Using Joint Interest and Revenue Audits to Identify Potential Cost Recovery Opportunities for the Joint Venture

In this low-price commodity cycle for crude oil and natural gas, managing the expense side of the ledger is critical to success. For example, based on inflation and the advent of complex horizontal fracturing techniques, industrial technological advances have caused the average well cost to increase nearly eightfold since 1960.

Given the higher cost environment, oil and gas partnerships will continue to see an increase in non-operators exercising Joint Operating Agreement (JOA) audit rights under the applicable accounting procedure to help uncover key cost recovery opportunities.

Non-operators experience concerns with the high cost of operations and well economics on an ongoing basis. While non-operating partners can seek recourse to recover some costs inappropriately charged in a joint interest billing (JIB) arrangement, most JOAs require non-operators to pay their bills without contest, since their right to contest charges are established in the JOAs accounting procedure, which imposes a two-year limit on that opportunity. That means non-operating partners who exercise joint interest audit rights in 2017 have a look back window to 2015 for identifying potential recoveries related to erroneously-billed expenses during that time. When operators inappropriately bill out non-operators the only way to identify and resolve these issues is through exercising the right to audit in accordance with the JOA. Each JOA has unique requirements, so it is important to evaluate the established agreement between the non-operator and operator in order to gain a clear understanding of the audit rights and obligations set forth by each specific agreement.
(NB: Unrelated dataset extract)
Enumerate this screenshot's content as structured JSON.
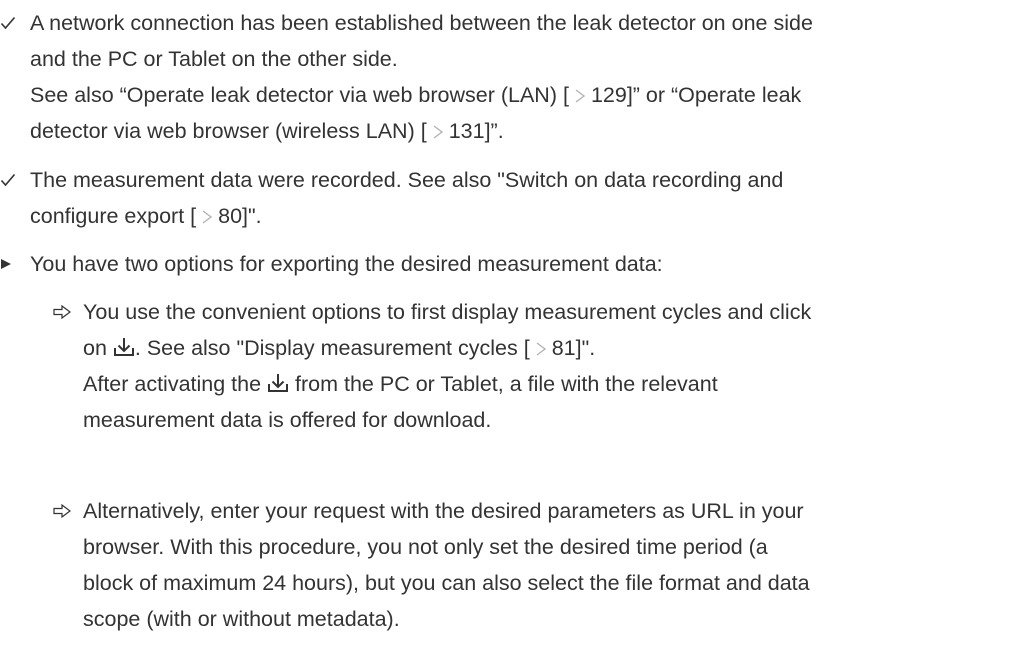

On the other hand, operators can demonstrate good accounting practices to non-operating partners by engaging in a proactive review of equipment allocations, reconciliations, vendor audits, billing procedures, and overhead. This allows operators to make timely corrections to JIB in advance of an audit, and raises the odds that these items will cleanly pass the audit test. By accurately tracking and reporting costs, operators can help their joint venture partners by increasing confidence in day-to-day accounting practices. Ultimately, operators that improve their billing methodologies through the use of industry best practices and professional guidance will reduce the potential for costly settlements and litigation concerns.